The type species was given as "Lophophyllum Konincki, nob.," but this species was not described or illustrated until 1851, at which time the genus was further characterized (Edward and Haime, 1851, p. 349) as follows:

Polypier subconique, entouré d'une épithèque complète; columelle lamellaire et cristiforme occupant Ie centre du calice, et se continuant par une de ses extrémités avec une petite cloison située au milieu de la fossette septale, et par l'autre extrémité avec la cloison primaire opposée.
La présence d'une petite columelle cristiforme sépare bien ce genre de toutes les autres Zaphrentinae oè l'organe axillaire manque complétement. Nous connaissons trois espèces, deux appartiennent au terrain carbonifère et la troisième au devonien.

The type of this species, furnished by De Koninck, was from Lower Carboniferous strata at Tournai, Belgium.

Subsequent to the work of Edwards and Haime other students of the rugose corals obtained from this original description the concept that Lophophyllum was a genus established for a coral of zaphrentid type, having one of the protosepta prolonged and somewhat thickened. No further study of the true characters of the genotype species was published until 1911.

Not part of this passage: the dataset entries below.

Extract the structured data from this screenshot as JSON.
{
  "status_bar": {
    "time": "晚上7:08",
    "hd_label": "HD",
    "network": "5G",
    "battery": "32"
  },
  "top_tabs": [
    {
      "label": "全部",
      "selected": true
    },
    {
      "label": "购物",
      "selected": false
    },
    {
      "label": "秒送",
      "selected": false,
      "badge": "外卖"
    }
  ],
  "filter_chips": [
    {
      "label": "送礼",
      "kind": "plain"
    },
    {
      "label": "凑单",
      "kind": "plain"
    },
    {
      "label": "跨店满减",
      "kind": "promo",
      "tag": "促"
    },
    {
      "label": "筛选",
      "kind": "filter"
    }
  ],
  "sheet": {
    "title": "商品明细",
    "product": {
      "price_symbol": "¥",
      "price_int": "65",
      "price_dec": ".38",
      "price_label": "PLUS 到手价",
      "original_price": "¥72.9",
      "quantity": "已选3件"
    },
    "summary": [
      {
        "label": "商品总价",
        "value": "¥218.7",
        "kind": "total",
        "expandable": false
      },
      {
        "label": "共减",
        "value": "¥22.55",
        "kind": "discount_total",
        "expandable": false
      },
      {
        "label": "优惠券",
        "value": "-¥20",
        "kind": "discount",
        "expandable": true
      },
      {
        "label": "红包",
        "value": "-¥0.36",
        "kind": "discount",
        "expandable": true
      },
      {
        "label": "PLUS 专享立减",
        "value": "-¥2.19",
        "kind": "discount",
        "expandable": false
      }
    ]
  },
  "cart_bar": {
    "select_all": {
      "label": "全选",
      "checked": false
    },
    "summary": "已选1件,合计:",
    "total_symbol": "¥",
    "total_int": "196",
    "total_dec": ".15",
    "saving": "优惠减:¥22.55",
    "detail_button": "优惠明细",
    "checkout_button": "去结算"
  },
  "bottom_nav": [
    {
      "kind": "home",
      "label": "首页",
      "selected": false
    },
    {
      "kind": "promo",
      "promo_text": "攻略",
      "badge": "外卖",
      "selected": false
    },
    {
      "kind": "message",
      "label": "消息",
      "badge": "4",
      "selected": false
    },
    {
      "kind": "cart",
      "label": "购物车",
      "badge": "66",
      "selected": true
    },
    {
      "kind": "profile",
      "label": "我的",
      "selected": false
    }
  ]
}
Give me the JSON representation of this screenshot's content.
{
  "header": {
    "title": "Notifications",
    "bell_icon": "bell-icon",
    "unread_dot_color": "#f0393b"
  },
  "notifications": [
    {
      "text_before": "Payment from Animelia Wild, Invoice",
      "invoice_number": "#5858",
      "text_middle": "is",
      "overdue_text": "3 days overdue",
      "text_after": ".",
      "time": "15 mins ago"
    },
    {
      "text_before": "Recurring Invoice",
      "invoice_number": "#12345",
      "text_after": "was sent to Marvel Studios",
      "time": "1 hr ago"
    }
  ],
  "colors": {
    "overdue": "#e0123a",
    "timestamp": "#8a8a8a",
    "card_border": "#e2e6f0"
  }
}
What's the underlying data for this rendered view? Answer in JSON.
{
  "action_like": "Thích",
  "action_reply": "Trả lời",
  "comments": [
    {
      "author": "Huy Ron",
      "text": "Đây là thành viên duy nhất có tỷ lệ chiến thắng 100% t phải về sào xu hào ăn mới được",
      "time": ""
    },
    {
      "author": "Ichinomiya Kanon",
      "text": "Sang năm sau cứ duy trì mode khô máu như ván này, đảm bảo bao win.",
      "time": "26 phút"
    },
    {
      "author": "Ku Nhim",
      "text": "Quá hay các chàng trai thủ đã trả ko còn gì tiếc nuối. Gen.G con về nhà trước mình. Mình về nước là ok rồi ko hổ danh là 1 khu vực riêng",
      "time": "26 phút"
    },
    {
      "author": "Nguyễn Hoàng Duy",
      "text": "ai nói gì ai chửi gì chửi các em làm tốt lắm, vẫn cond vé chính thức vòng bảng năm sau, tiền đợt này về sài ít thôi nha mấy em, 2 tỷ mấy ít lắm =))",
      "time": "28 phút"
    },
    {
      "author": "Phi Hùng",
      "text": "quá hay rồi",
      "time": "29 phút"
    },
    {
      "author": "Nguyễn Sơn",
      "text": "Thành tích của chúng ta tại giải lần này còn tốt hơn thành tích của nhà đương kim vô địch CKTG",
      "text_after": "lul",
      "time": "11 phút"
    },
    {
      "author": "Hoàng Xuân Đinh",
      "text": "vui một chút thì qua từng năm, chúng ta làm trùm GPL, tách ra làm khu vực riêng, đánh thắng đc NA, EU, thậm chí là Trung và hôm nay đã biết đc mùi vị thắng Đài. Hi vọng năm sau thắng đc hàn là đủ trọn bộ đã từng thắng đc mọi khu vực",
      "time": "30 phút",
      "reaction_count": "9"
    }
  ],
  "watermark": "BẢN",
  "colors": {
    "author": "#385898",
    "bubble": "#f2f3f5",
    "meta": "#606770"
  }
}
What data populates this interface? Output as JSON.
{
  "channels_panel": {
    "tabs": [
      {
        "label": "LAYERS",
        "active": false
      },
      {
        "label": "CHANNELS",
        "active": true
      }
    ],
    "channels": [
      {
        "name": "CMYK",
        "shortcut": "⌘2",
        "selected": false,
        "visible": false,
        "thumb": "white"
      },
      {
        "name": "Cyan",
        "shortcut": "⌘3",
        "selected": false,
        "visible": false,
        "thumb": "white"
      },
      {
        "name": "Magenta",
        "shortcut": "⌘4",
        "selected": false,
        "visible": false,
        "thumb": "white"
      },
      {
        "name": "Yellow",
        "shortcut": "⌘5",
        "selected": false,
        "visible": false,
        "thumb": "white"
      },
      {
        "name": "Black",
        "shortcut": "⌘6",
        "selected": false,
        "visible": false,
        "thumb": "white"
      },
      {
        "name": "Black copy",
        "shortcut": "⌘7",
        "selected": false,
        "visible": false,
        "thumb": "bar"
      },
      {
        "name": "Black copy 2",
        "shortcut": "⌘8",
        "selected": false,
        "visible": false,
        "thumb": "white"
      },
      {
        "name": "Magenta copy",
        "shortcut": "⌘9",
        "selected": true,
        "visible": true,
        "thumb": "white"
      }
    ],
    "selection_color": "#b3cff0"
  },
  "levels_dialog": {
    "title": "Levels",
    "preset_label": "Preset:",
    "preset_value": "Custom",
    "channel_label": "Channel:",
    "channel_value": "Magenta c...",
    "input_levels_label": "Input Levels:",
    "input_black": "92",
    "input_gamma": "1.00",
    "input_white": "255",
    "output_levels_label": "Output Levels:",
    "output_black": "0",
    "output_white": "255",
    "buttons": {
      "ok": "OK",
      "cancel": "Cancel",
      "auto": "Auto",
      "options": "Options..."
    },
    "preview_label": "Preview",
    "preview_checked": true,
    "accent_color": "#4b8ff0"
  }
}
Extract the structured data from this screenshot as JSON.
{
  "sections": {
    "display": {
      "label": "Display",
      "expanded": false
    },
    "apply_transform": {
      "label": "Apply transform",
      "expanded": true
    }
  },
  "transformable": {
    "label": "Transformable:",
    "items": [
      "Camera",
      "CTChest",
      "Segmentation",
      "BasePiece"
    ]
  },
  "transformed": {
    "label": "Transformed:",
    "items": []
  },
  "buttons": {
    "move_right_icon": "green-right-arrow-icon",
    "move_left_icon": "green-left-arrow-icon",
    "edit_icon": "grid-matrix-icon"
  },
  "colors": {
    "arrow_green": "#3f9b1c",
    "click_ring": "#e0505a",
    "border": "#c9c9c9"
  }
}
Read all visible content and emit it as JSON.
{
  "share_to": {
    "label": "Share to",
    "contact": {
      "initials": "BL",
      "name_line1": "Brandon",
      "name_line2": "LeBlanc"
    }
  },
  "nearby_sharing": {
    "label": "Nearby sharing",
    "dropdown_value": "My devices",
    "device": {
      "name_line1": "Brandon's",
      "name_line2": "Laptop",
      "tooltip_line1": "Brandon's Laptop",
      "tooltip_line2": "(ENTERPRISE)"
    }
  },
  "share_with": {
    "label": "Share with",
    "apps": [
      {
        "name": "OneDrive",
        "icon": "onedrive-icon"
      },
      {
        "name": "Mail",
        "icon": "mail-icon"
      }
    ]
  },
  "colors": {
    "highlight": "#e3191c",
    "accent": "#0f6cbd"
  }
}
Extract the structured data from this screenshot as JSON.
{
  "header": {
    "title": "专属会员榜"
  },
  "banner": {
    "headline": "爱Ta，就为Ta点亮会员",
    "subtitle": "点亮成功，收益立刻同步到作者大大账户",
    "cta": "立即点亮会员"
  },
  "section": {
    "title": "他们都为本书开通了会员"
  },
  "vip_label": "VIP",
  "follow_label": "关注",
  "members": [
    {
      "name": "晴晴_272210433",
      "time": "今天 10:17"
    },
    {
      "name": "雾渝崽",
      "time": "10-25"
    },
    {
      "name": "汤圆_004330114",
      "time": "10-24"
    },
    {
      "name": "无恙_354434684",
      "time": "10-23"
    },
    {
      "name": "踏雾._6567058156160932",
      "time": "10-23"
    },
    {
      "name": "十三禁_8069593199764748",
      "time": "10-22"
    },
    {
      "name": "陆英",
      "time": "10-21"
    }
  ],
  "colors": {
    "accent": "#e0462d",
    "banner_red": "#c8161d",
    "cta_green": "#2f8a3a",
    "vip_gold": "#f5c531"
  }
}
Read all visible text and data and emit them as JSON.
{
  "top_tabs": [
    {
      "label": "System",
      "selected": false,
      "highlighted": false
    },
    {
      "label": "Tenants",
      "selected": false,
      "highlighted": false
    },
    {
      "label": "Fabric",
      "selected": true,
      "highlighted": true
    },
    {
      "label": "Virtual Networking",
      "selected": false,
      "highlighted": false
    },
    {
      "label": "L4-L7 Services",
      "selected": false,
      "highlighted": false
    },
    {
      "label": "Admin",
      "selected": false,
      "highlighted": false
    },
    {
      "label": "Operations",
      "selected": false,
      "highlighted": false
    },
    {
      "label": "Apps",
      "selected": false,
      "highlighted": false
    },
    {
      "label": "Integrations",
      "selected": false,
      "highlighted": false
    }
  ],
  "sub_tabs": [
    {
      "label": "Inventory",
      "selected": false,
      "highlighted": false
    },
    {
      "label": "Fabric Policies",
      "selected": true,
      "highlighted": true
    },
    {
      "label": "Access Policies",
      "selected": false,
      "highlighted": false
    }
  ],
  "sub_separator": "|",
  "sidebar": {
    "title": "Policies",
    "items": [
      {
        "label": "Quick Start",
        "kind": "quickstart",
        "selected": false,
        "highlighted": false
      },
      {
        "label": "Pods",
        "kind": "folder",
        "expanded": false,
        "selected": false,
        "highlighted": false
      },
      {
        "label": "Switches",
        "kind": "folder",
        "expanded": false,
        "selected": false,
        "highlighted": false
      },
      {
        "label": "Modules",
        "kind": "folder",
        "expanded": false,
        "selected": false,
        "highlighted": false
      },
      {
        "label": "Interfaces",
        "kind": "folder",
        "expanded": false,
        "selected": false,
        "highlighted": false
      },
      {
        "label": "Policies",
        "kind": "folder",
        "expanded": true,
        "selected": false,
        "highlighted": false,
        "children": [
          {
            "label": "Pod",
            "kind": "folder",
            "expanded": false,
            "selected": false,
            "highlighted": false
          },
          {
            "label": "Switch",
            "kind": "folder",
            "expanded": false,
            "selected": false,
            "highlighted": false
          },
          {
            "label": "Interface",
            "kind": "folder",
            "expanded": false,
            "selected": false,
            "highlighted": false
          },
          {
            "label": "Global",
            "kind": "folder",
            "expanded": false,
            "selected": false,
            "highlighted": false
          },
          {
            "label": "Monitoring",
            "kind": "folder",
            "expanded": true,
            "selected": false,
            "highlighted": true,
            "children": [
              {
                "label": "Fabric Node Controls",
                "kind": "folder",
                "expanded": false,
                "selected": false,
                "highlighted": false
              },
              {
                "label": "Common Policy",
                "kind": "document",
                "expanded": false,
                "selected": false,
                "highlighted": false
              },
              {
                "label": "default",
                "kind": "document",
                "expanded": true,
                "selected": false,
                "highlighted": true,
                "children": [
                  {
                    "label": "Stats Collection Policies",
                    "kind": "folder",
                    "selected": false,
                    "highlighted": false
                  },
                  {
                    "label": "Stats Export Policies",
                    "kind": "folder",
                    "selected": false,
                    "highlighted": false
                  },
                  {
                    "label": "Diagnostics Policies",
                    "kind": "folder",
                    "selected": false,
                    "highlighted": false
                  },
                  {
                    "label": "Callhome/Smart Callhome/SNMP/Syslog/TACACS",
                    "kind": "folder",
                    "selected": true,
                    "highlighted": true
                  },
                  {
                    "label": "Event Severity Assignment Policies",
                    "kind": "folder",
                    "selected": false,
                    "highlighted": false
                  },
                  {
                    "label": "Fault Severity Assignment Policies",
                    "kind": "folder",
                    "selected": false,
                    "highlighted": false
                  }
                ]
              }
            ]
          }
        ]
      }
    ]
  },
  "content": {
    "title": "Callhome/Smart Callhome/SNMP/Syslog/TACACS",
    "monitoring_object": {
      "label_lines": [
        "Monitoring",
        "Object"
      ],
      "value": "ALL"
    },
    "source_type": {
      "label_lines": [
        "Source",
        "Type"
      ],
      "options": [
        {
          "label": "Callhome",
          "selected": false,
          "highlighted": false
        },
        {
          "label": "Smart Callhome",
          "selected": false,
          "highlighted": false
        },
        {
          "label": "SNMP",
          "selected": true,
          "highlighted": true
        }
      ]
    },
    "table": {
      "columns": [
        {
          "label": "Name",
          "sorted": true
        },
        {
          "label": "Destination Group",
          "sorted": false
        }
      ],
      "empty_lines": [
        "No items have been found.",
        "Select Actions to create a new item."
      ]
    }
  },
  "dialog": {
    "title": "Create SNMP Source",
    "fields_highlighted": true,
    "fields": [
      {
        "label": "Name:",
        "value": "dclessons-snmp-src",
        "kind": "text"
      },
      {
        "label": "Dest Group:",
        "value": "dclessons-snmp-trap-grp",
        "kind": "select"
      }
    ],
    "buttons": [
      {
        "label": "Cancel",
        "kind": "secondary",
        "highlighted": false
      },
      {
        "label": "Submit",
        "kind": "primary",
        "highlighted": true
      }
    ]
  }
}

In 1876 Thomson and Nicholson (1876, p. 290) established the genus Koninckophyllum, with K. magnificum, n. sp., as genotype. This genus was described as a solitary or compound coral having septa that extend only part of the distance to the axial region, bearing a wide peripheral band of very minute dissepiments, an axial region containing close-set arched tabulae, and a small, compressed, compact or imperfectly cellular column that is shown by longitudinal sections to be either continuous or interrupted. Thomson and Nicholson state that Koninckophyllum differs from Lophophyllum in "the totally different form and connexions of the columella, and the less developed conditions of the septa, and, even more strikingly, by its extraordinarily minute and dense zone of vesicular tissue forming the periphery of the corallum."

Small conical rugose corals that bear a solid column but have relatively little vesicular structure, such as Fasciculophyllum eruca McCoy from Europe and Cyathaxoma prolifera McChesney from America, were subsequently referred to Lophophyllum. Corals having a thin laterally compressed, continuous or interrupted column and a wide dissepimental zone were referred to Koninckophyllum.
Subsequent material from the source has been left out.